Le 7 octobre, l’EuroISPA, une instance qui rassemble les groupes de pression nationaux représentant les intérêts des opérateurs de télécommunications, a ainsi exprimé sa totale opposition à l’égard de tout affaiblissement de la cryptographie. « De telles mesures seront toujours exploitées par des pirates mal intentionnés, portant atteinte à la cybersécurité et à la vie privée des utilisateurs et entreprises ».
Rappel des faits. Début octobre, les autorités des États-Unis mais aussi d’Australie et de Nouvelle-Zélande ont publié une lettre ouverte demandant à Facebook de laisser tomber le chiffrement de bout en bout sur ses services, pour que la justice puisse faire son travail. Elles plaident pour une porte dérobée, un accès spécial qui ne pourrait être emprunté que par des personnes habilitées.
Le problème, c’est qu’il n’est pas possible de trier qui voit ou non cette ouverture. Même si elle poursuit de bonnes intentions — à savoir la lutte contre la criminalité, le terrorisme ou les abus sur mineur –, la mesure aboutit de fait un affaiblissement de l’enceinte protectrice qu’est le chiffrement. Un tel trou dans la muraille porte en lui le risque d’être découvert par un tiers malveillant ou à conduire à des abus.
L’argument commercial pour faire la différence ?
Le chiffrement de bout en bout ne sert pas qu’à protéger les communications d’individus. Associé à d’autres solutions comme les protocoles HTTPS (Hypertext Transfer Protocol Secure) et TLS (Transport Layer Security), il a été possible de développer des services qui ont un besoin maximal de sécuriser les liaisons : c’est le cas de la banque, du commerce électronique ou encore de l’administration.

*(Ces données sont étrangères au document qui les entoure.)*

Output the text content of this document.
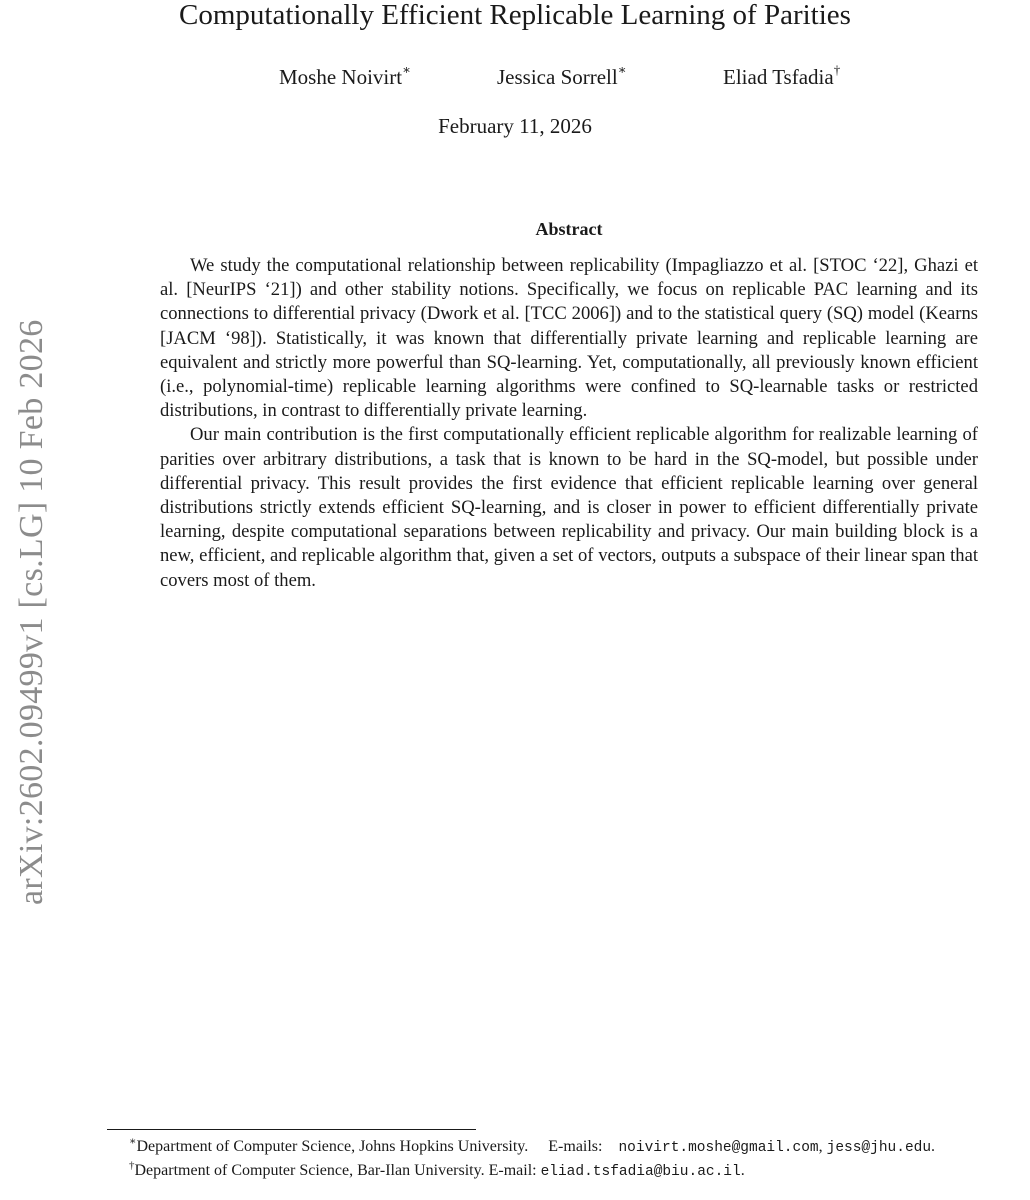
arXiv:2602.09499v1 [cs.LG] 10 Feb 2026
Computationally Efficient Replicable Learning of Parities
Moshe Noivirt∗	Jessica Sorrell∗	Eliad Tsfadia†
February 11, 2026
Abstract

We study the computational relationship between replicability (Impagliazzo et al. [STOC ‘22], Ghazi et al. [NeurIPS ‘21]) and other stability notions. Specifically, we focus on replicable PAC learning and its connections to differential privacy (Dwork et al. [TCC 2006]) and to the statistical query (SQ) model (Kearns [JACM ‘98]). Statistically, it was known that differentially private learning and replicable learning are equivalent and strictly more powerful than SQ-learning. Yet, computationally, all previously known efficient (i.e., polynomial-time) replicable learning algorithms were confined to SQ-learnable tasks or restricted distributions, in contrast to differentially private learning.

Our main contribution is the first computationally efficient replicable algorithm for realizable learning of parities over arbitrary distributions, a task that is known to be hard in the SQ-model, but possible under differential privacy. This result provides the first evidence that efficient replicable learning over general distributions strictly extends efficient SQ-learning, and is closer in power to efficient differentially private learning, despite computational separations between replicability and privacy. Our main building block is a new, efficient, and replicable algorithm that, given a set of vectors, outputs a subspace of their linear span that covers most of them.

∗Department of Computer Science, Johns Hopkins University. E-mails: noivirt.moshe@gmail.com, jess@jhu.edu.

†Department of Computer Science, Bar-Ilan University. E-mail: eliad.tsfadia@biu.ac.il.
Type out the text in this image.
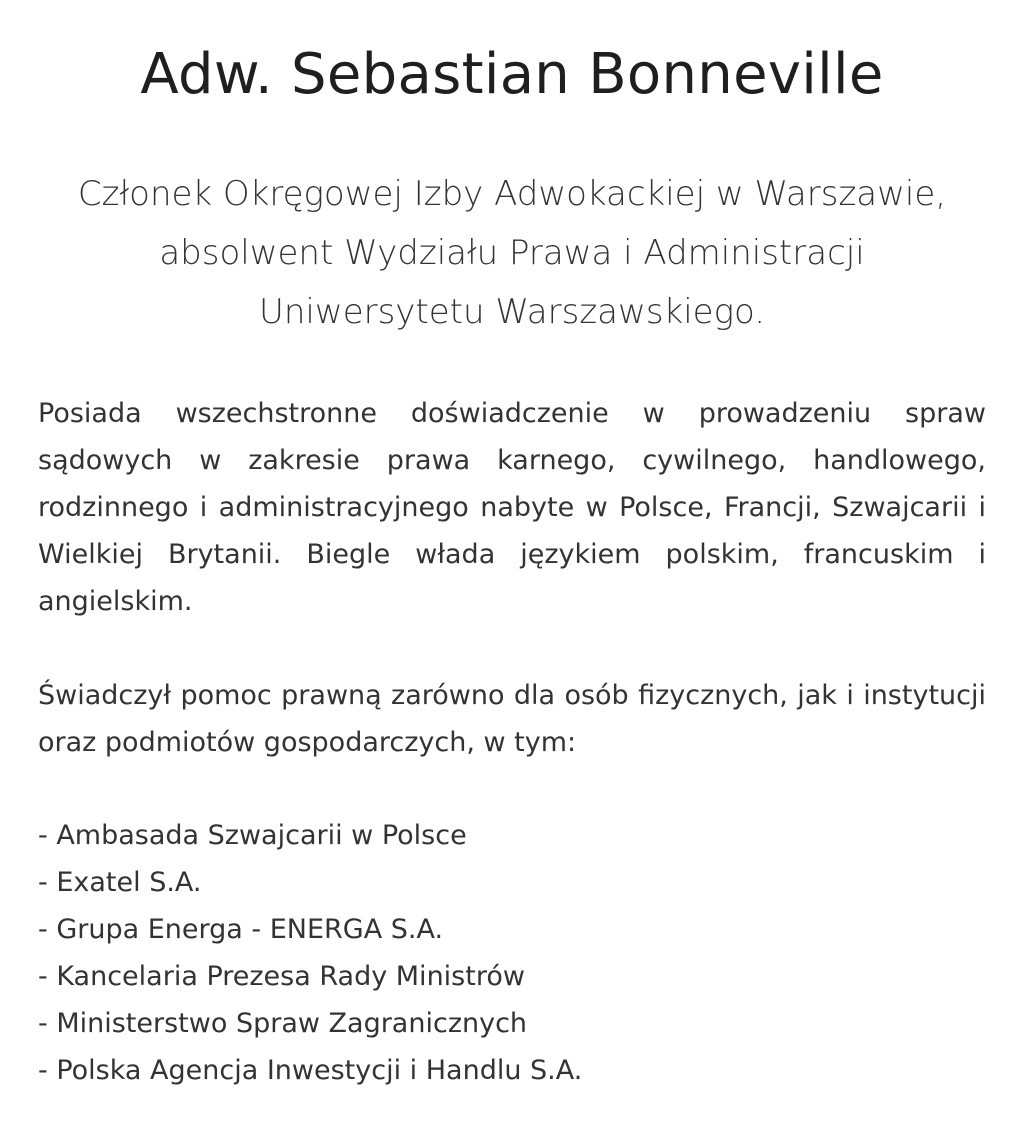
Adw. Sebastian Bonneville

Członek Okręgowej Izby Adwokackiej w Warszawie, absolwent Wydziału Prawa i Administracji Uniwersytetu Warszawskiego.

Posiada wszechstronne doświadczenie w prowadzeniu spraw sądowych w zakresie prawa karnego, cywilnego, handlowego, rodzinnego i administracyjnego nabyte w Polsce, Francji, Szwajcarii i Wielkiej Brytanii. Biegle włada językiem polskim, francuskim i angielskim.

Świadczył pomoc prawną zarówno dla osób fizycznych, jak i instytucji oraz podmiotów gospodarczych, w tym:

- Ambasada Szwajcarii w Polsce
- Exatel S.A.
- Grupa Energa - ENERGA S.A.
- Kancelaria Prezesa Rady Ministrów
- Ministerstwo Spraw Zagranicznych
- Polska Agencja Inwestycji i Handlu S.A.
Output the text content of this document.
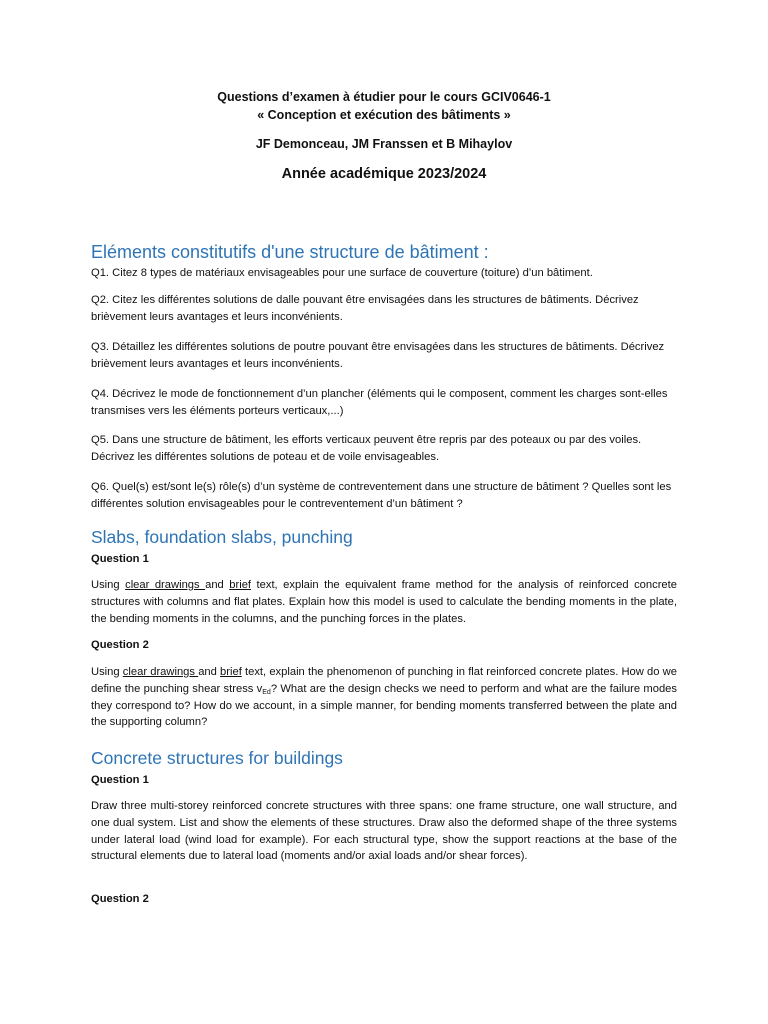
Questions d’examen à étudier pour le cours GCIV0646-1
« Conception et exécution des bâtiments »
JF Demonceau, JM Franssen et B Mihaylov
Année académique 2023/2024
Eléments constitutifs d'une structure de bâtiment :

Q1. Citez 8 types de matériaux envisageables pour une surface de couverture (toiture) d’un bâtiment.

Q2. Citez les différentes solutions de dalle pouvant être envisagées dans les structures de bâtiments. Décrivez brièvement leurs avantages et leurs inconvénients.

Q3. Détaillez les différentes solutions de poutre pouvant être envisagées dans les structures de bâtiments. Décrivez brièvement leurs avantages et leurs inconvénients.

Q4. Décrivez le mode de fonctionnement d’un plancher (éléments qui le composent, comment les charges sont-elles transmises vers les éléments porteurs verticaux,...)

Q5. Dans une structure de bâtiment, les efforts verticaux peuvent être repris par des poteaux ou par des voiles. Décrivez les différentes solutions de poteau et de voile envisageables.

Q6. Quel(s) est/sont le(s) rôle(s) d’un système de contreventement dans une structure de bâtiment ? Quelles sont les différentes solution envisageables pour le contreventement d’un bâtiment ?

Slabs, foundation slabs, punching
Question 1

Using clear drawings and brief text, explain the equivalent frame method for the analysis of reinforced concrete structures with columns and flat plates. Explain how this model is used to calculate the bending moments in the plate, the bending moments in the columns, and the punching forces in the plates.

Question 2

Using clear drawings and brief text, explain the phenomenon of punching in flat reinforced concrete plates. How do we define the punching shear stress $v_{Ed}$? What are the design checks we need to perform and what are the failure modes they correspond to? How do we account, in a simple manner, for bending moments transferred between the plate and the supporting column?

Concrete structures for buildings
Question 1

Draw three multi-storey reinforced concrete structures with three spans: one frame structure, one wall structure, and one dual system. List and show the elements of these structures. Draw also the deformed shape of the three systems under lateral load (wind load for example). For each structural type, show the support reactions at the base of the structural elements due to lateral load (moments and/or axial loads and/or shear forces).

Question 2
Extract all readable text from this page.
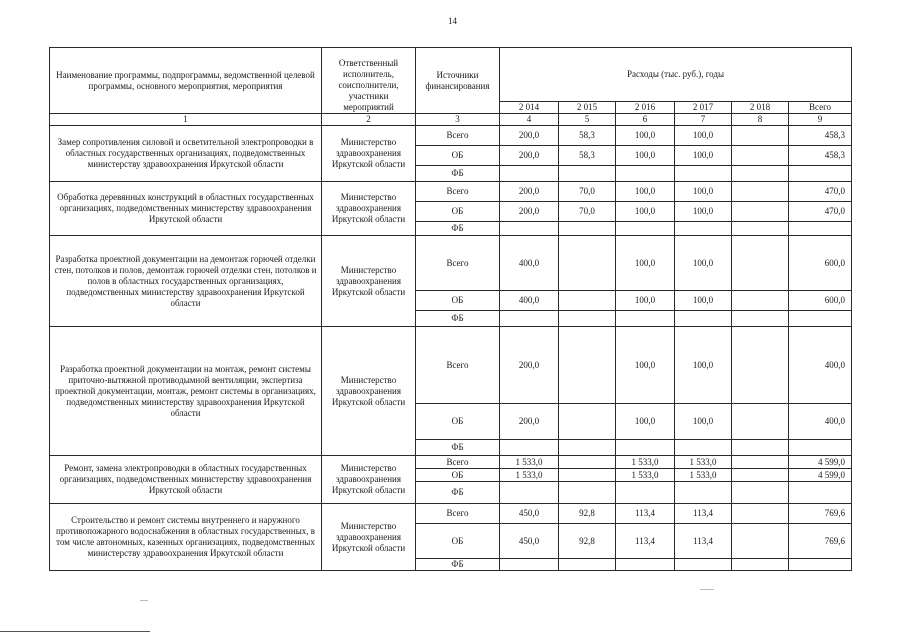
14
Наименование программы, подпрограммы, ведомственной целевой программы, основного мероприятия, мероприятия	Ответственный исполнитель, соисполнители, участники мероприятий	Источники финансирования	Расходы (тыс. руб.), годы					
			2 014	2 015	2 016	2 017	2 018	Всего
1	2	3	4	5	6	7	8	9
Замер сопротивления силовой и осветительной электропроводки в областных государственных организациях, подведомственных министерству здравоохранения Иркутской области	Министерство здравоохранения Иркутской области	Всего	200,0	58,3	100,0	100,0		458,3
		ОБ	200,0	58,3	100,0	100,0		458,3
		ФБ						
Обработка деревянных конструкций в областных государственных организациях, подведомственных министерству здравоохранения Иркутской области	Министерство здравоохранения Иркутской области	Всего	200,0	70,0	100,0	100,0		470,0
		ОБ	200,0	70,0	100,0	100,0		470,0
		ФБ						
Разработка проектной документации на демонтаж горючей отделки стен, потолков и полов, демонтаж горючей отделки стен, потолков и полов в областных государственных организациях, подведомственных министерству здравоохранения Иркутской области	Министерство здравоохранения Иркутской области	Всего	400,0		100,0	100,0		600,0
		ОБ	400,0		100,0	100,0		600,0
		ФБ						
Разработка проектной документации на монтаж, ремонт системы приточно-вытяжной противодымной вентиляции, экспертиза проектной документации, монтаж, ремонт системы в организациях, подведомственных министерству здравоохранения Иркутской области	Министерство здравоохранения Иркутской области	Всего	200,0		100,0	100,0		400,0
		ОБ	200,0		100,0	100,0		400,0
		ФБ						
Ремонт, замена электропроводки в областных государственных организациях, подведомственных министерству здравоохранения Иркутской области	Министерство здравоохранения Иркутской области	Всего	1 533,0		1 533,0	1 533,0		4 599,0
		ОБ	1 533,0		1 533,0	1 533,0		4 599,0
		ФБ						
Строительство и ремонт системы внутреннего и наружного противопожарного водоснабжения в областных государственных, в том числе автономных, казенных организациях, подведомственных министерству здравоохранения Иркутской области	Министерство здравоохранения Иркутской области	Всего	450,0	92,8	113,4	113,4		769,6
		ОБ	450,0	92,8	113,4	113,4		769,6
		ФБ						
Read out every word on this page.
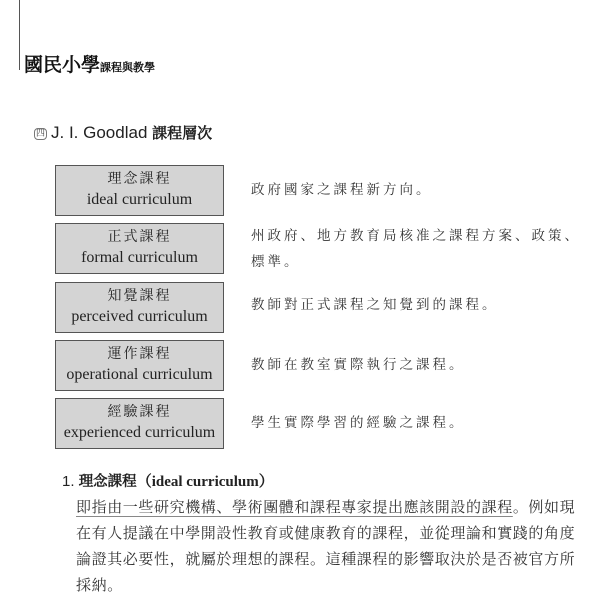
國民小學課程與教學
四 J. I. Goodlad 課程層次
理念課程
ideal curriculum
政府國家之課程新方向。
正式課程
formal curriculum
州政府、地方教育局核准之課程方案、政策、標準。
知覺課程
perceived curriculum
教師對正式課程之知覺到的課程。
運作課程
operational curriculum
教師在教室實際執行之課程。
經驗課程
experienced curriculum
學生實際學習的經驗之課程。
1. 理念課程（ideal curriculum）
即指由一些研究機構、學術團體和課程專家提出應該開設的課程。例如現在有人提議在中學開設性教育或健康教育的課程，並從理論和實踐的角度論證其必要性，就屬於理想的課程。這種課程的影響取決於是否被官方所採納。
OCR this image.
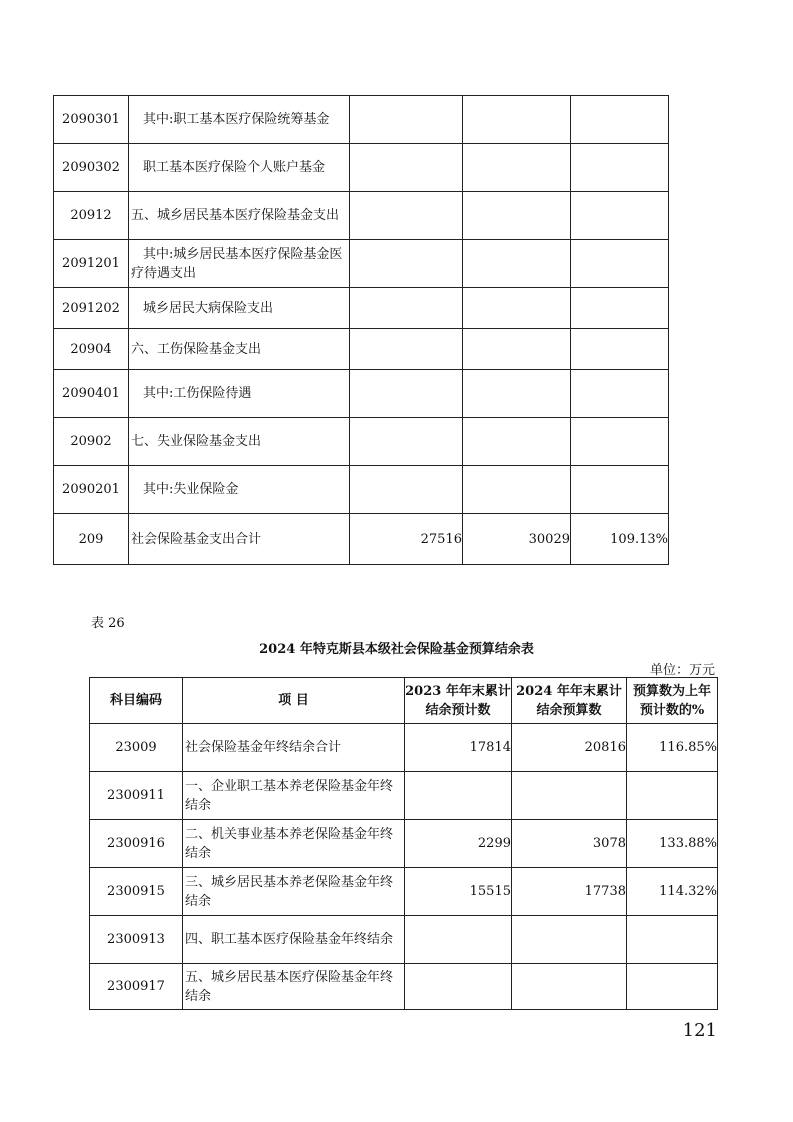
2090301	其中:职工基本医疗保险统筹基金			
2090302	职工基本医疗保险个人账户基金			
20912	五、城乡居民基本医疗保险基金支出			
2091201	其中:城乡居民基本医疗保险基金医疗待遇支出			
2091202	城乡居民大病保险支出			
20904	六、工伤保险基金支出			
2090401	其中:工伤保险待遇			
20902	七、失业保险基金支出			
2090201	其中:失业保险金			
209	社会保险基金支出合计	27516	30029	109.13%
表 26
2024 年特克斯县本级社会保险基金预算结余表
单位：万元
科目编码	项 目	2023 年年末累计结余预计数	2024 年年末累计结余预算数	预算数为上年预计数的%
23009	社会保险基金年终结余合计	17814	20816	116.85%
2300911	一、企业职工基本养老保险基金年终结余			
2300916	二、机关事业基本养老保险基金年终结余	2299	3078	133.88%
2300915	三、城乡居民基本养老保险基金年终结余	15515	17738	114.32%
2300913	四、职工基本医疗保险基金年终结余			
2300917	五、城乡居民基本医疗保险基金年终结余			
121
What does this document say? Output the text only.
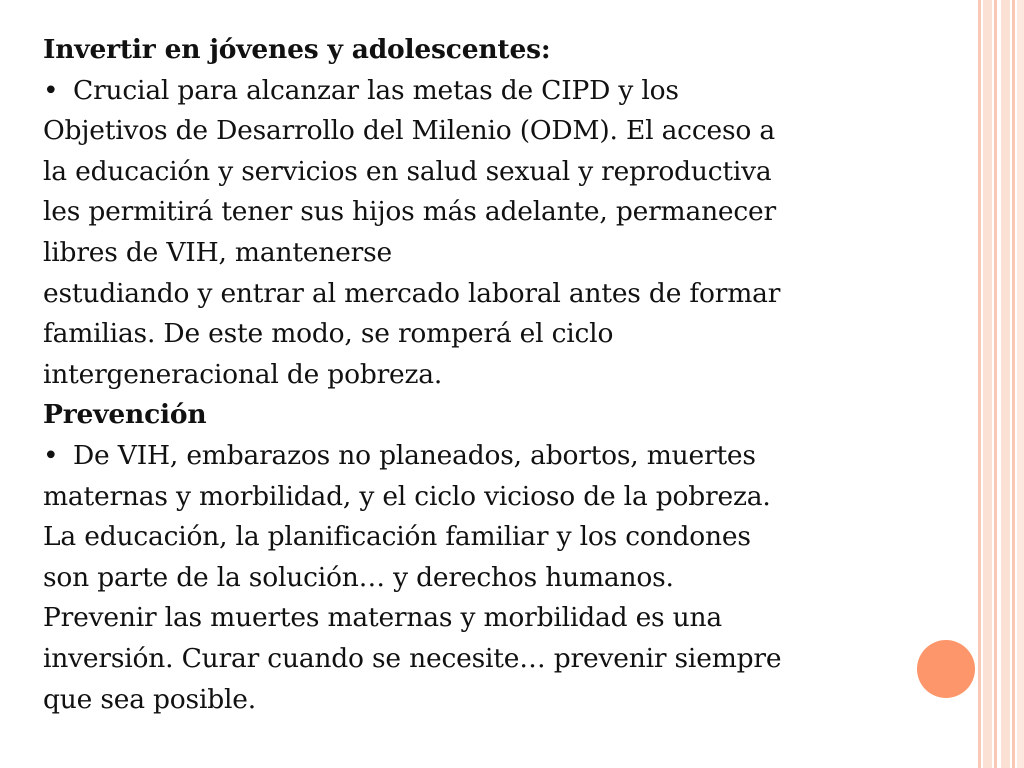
Invertir en jóvenes y adolescentes:
• Crucial para alcanzar las metas de CIPD y los
Objetivos de Desarrollo del Milenio (ODM). El acceso a
la educación y servicios en salud sexual y reproductiva
les permitirá tener sus hijos más adelante, permanecer
libres de VIH, mantenerse
estudiando y entrar al mercado laboral antes de formar
familias. De este modo, se romperá el ciclo
intergeneracional de pobreza.
Prevención
• De VIH, embarazos no planeados, abortos, muertes
maternas y morbilidad, y el ciclo vicioso de la pobreza.
La educación, la planificación familiar y los condones
son parte de la solución… y derechos humanos.
Prevenir las muertes maternas y morbilidad es una
inversión. Curar cuando se necesite… prevenir siempre
que sea posible.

En fragilisant les mécanismes de chiffrement, « cela affaiblirait [la] confiance et pourrait entraîner un ralentissement de l’adoption des services en ligne dans l’ensemble de l’Union européenne », écrit l’EuroISPA. L’institution, qui compte notamment dans ses rangs la Fédération française des télécoms dont font partie SFR, Orange et Bouygues Telecom, mais pas Free), insiste ainsi sur les dégâts en termes de business.
Dans ce débat, il est à craindre que le rôle du chiffrement en matière des libertés publiques ne pèse pas très lourd dans le débat. Comme le faisait remarquer en 2016 Félix Tréguer, chercheur au CERI, membre fondateur de La Quadrature du Net, en la matière, l’argument des droits de l’Homme emporte rarement la décision politique. Ce sont plutôt ceux de l’industrie et du commerce qui font mouche.